Ss Marcianus, Nicandrus, Apollonius et d’autres, martyrs en Egypte.

Ss Florent, Julien, Cyriaque, Marcellin et Faustin, martyrs à Pérouse.

?

Stes Zénaïde, Cyrie, Valérie, Marcia, vierges martyres à Césarée de Palestine.

IV.

S Dorothée, évêque à Tyr, exilé à Odyssopolis ; il aurait retrouvé son siège après avoir participé au Concile de Nicée, et aurait été martyrisé à cent-sept ans.

S Dorothée le Thébain, anachorète en Egypte ; invité à ménager son corps, il dit : “Il voulait me détruire.
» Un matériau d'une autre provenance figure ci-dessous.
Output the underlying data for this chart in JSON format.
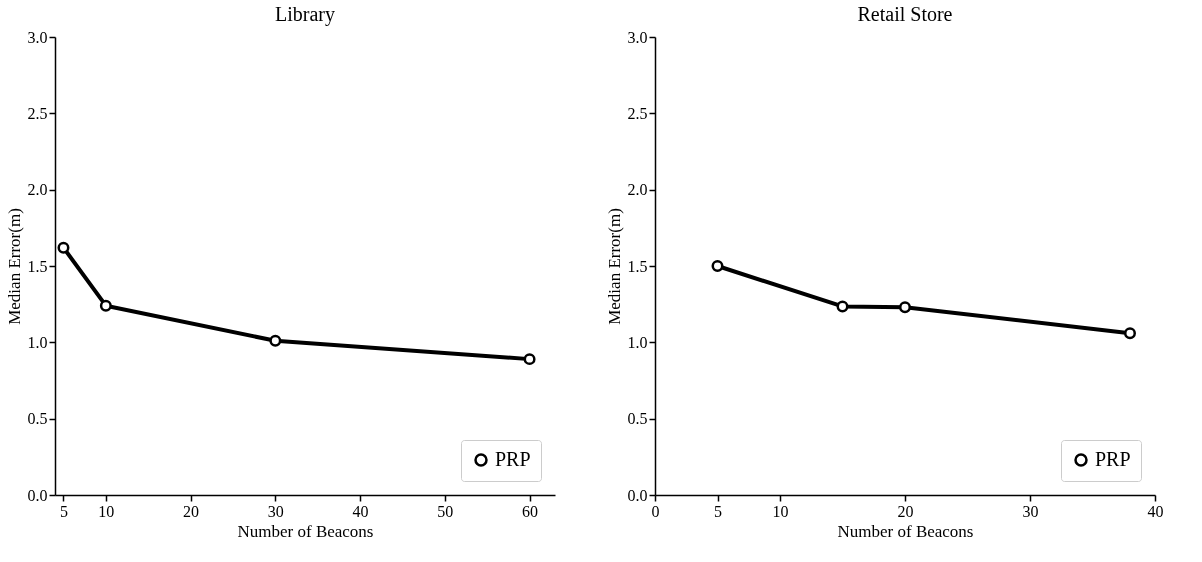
{
  "chart_data": [
    {
      "type": "line",
      "title": "Library",
      "xlabel": "Number of Beacons",
      "ylabel": "Median Error(m)",
      "x": [
        5,
        10,
        30,
        60
      ],
      "series": [
        {
          "name": "PRP",
          "color": "#000000",
          "values": [
            1.62,
            1.24,
            1.01,
            0.89
          ]
        }
      ],
      "xlim": [
        4,
        63
      ],
      "xticks": [
        5,
        10,
        20,
        30,
        40,
        50,
        60
      ],
      "ylim": [
        0,
        3
      ],
      "yticks": [
        {
          "value": 0,
          "label": "0.0"
        },
        0.5,
        {
          "value": 1,
          "label": "1.0"
        },
        1.5,
        {
          "value": 2,
          "label": "2.0"
        },
        2.5,
        {
          "value": 3,
          "label": "3.0"
        }
      ],
      "grid": false,
      "legend": "bottom right",
      "marker": "circle",
      "line_style": "solid"
    },
    {
      "type": "line",
      "title": "Retail Store",
      "xlabel": "Number of Beacons",
      "ylabel": "Median Error(m)",
      "x": [
        5,
        15,
        20,
        38
      ],
      "series": [
        {
          "name": "PRP",
          "color": "#000000",
          "values": [
            1.5,
            1.235,
            1.23,
            1.06
          ]
        }
      ],
      "xlim": [
        0,
        40
      ],
      "xticks": [
        0,
        5,
        10,
        20,
        30,
        40
      ],
      "ylim": [
        0,
        3
      ],
      "yticks": [
        {
          "value": 0,
          "label": "0.0"
        },
        0.5,
        {
          "value": 1,
          "label": "1.0"
        },
        1.5,
        {
          "value": 2,
          "label": "2.0"
        },
        2.5,
        {
          "value": 3,
          "label": "3.0"
        }
      ],
      "grid": false,
      "legend": "bottom right",
      "marker": "circle",
      "line_style": "solid"
    }
  ]
}
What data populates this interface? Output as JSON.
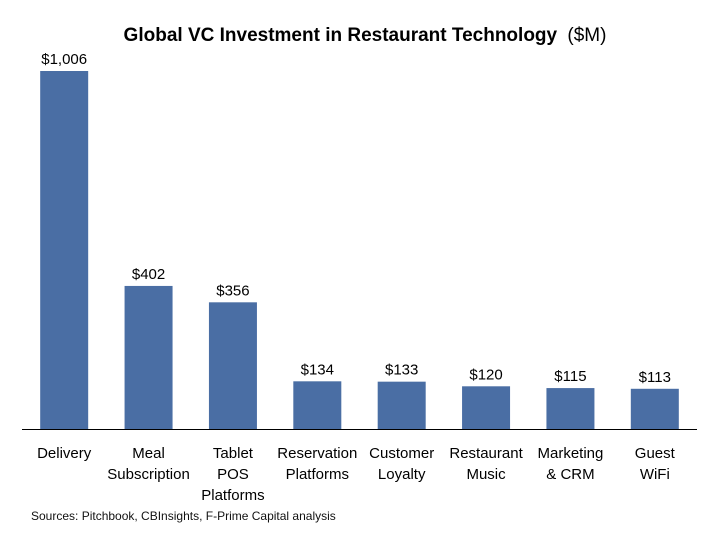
{
  "chart_data": {
    "type": "bar",
    "title": "Global VC Investment in Restaurant Technology",
    "title_unit": "($M)",
    "categories": [
      [
        "Delivery"
      ],
      [
        "Meal",
        "Subscription"
      ],
      [
        "Tablet",
        "POS",
        "Platforms"
      ],
      [
        "Reservation",
        "Platforms"
      ],
      [
        "Customer",
        "Loyalty"
      ],
      [
        "Restaurant",
        "Music"
      ],
      [
        "Marketing",
        "& CRM"
      ],
      [
        "Guest",
        "WiFi"
      ]
    ],
    "values": [
      1006,
      402,
      356,
      134,
      133,
      120,
      115,
      113
    ],
    "data_labels": [
      "$1,006",
      "$402",
      "$356",
      "$134",
      "$133",
      "$120",
      "$115",
      "$113"
    ],
    "ylim": [
      0,
      1006
    ],
    "xlabel": "",
    "ylabel": "",
    "grid": false,
    "bar_color": "#4a6ea4",
    "axis_color": "#000000"
  },
  "source_note": "Sources: Pitchbook, CBInsights, F-Prime Capital analysis"
}
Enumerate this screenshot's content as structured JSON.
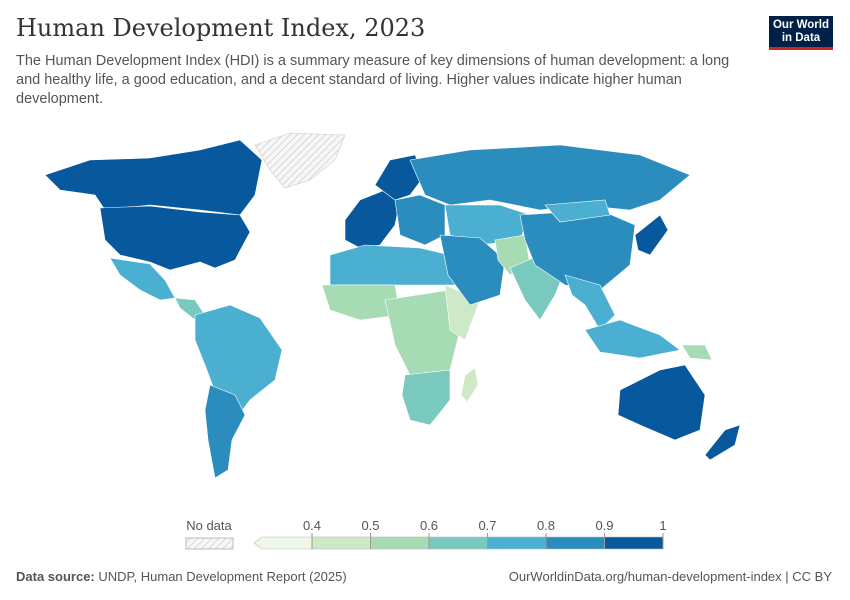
{
  "header": {
    "title": "Human Development Index, 2023",
    "subtitle": "The Human Development Index (HDI) is a summary measure of key dimensions of human development: a long and healthy life, a good education, and a decent standard of living. Higher values indicate higher human development."
  },
  "logo": {
    "line1": "Our World",
    "line2": "in Data"
  },
  "footer": {
    "source_label": "Data source:",
    "source": "UNDP, Human Development Report (2025)",
    "link": "OurWorldinData.org/human-development-index | CC BY"
  },
  "chart_data": {
    "type": "choropleth map",
    "title": "Human Development Index, 2023",
    "legend": {
      "no_data_label": "No data",
      "ticks": [
        "0.4",
        "0.5",
        "0.6",
        "0.7",
        "0.8",
        "0.9",
        "1"
      ],
      "bins": [
        {
          "range": "<0.4",
          "color": "#eef7e8"
        },
        {
          "range": "0.4-0.5",
          "color": "#cde9c5"
        },
        {
          "range": "0.5-0.6",
          "color": "#a6dbb3"
        },
        {
          "range": "0.6-0.7",
          "color": "#7ac9be"
        },
        {
          "range": "0.7-0.8",
          "color": "#4bafd2"
        },
        {
          "range": "0.8-0.9",
          "color": "#2b8cbe"
        },
        {
          "range": "0.9-1",
          "color": "#08589e"
        }
      ],
      "placement": "bottom-center"
    },
    "regions": [
      {
        "name": "Canada",
        "hdi": 0.94
      },
      {
        "name": "United States",
        "hdi": 0.93
      },
      {
        "name": "Greenland",
        "hdi": null
      },
      {
        "name": "Mexico",
        "hdi": 0.78
      },
      {
        "name": "Central America",
        "hdi": 0.7
      },
      {
        "name": "South America",
        "hdi": 0.77
      },
      {
        "name": "Argentina/Chile",
        "hdi": 0.86
      },
      {
        "name": "Western Europe",
        "hdi": 0.93
      },
      {
        "name": "Scandinavia",
        "hdi": 0.95
      },
      {
        "name": "Eastern Europe",
        "hdi": 0.84
      },
      {
        "name": "Russia",
        "hdi": 0.83
      },
      {
        "name": "Central Asia",
        "hdi": 0.78
      },
      {
        "name": "North Africa",
        "hdi": 0.74
      },
      {
        "name": "West Africa",
        "hdi": 0.5
      },
      {
        "name": "Central Africa",
        "hdi": 0.55
      },
      {
        "name": "East Africa",
        "hdi": 0.45
      },
      {
        "name": "Southern Africa",
        "hdi": 0.7
      },
      {
        "name": "Madagascar",
        "hdi": 0.49
      },
      {
        "name": "Middle East",
        "hdi": 0.86
      },
      {
        "name": "Afghanistan/Pakistan",
        "hdi": 0.5
      },
      {
        "name": "India",
        "hdi": 0.68
      },
      {
        "name": "China",
        "hdi": 0.8
      },
      {
        "name": "Mongolia",
        "hdi": 0.75
      },
      {
        "name": "Japan/Korea",
        "hdi": 0.93
      },
      {
        "name": "Southeast Asia",
        "hdi": 0.72
      },
      {
        "name": "Indonesia",
        "hdi": 0.73
      },
      {
        "name": "Papua New Guinea",
        "hdi": 0.58
      },
      {
        "name": "Australia",
        "hdi": 0.95
      },
      {
        "name": "New Zealand",
        "hdi": 0.94
      }
    ]
  }
}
Je suis résolu à le détruire.”

S Allyre (Alyre, Illidius), évêque à Clermont ; il guérit la fille de l'empereur Maxime et obtint de ce dernier un allègement d’impôts.

VI.

S Dorothée l’Archimandrite, abbé près de Gaza.

S Eutychius, évêque à Côme.

VIII.

S Genès, comte d’Auvergne ; il refusa l’épiscopat et aida l’évêque (Prix) à fonder une abbaye à Chamalières.

S Austrebert, évêque à Vienne.

Ss Boniface (Winfrid, Winfrith), oblat bénédictin à Exeter, apôtre de la Germanie, évêque à Mayence, martyrisé en Frise avec d’autres compagnons : l’évêque Eoban, Adelar, les prêtres Wintrung et Walther, les diacres Hamund, Sevibald et Bosa, les moines Wacar, Gundaecar, Illehere et Hattowulf.

IX.

B Sanche, originaire d’Albi, emmené captif en Espagne et martyrisé à Cordoue.

XI.

B Meinwerk, évêque à Paderborn, très estimé des empereurs, prélat de haute valeur morale et intellectuelle.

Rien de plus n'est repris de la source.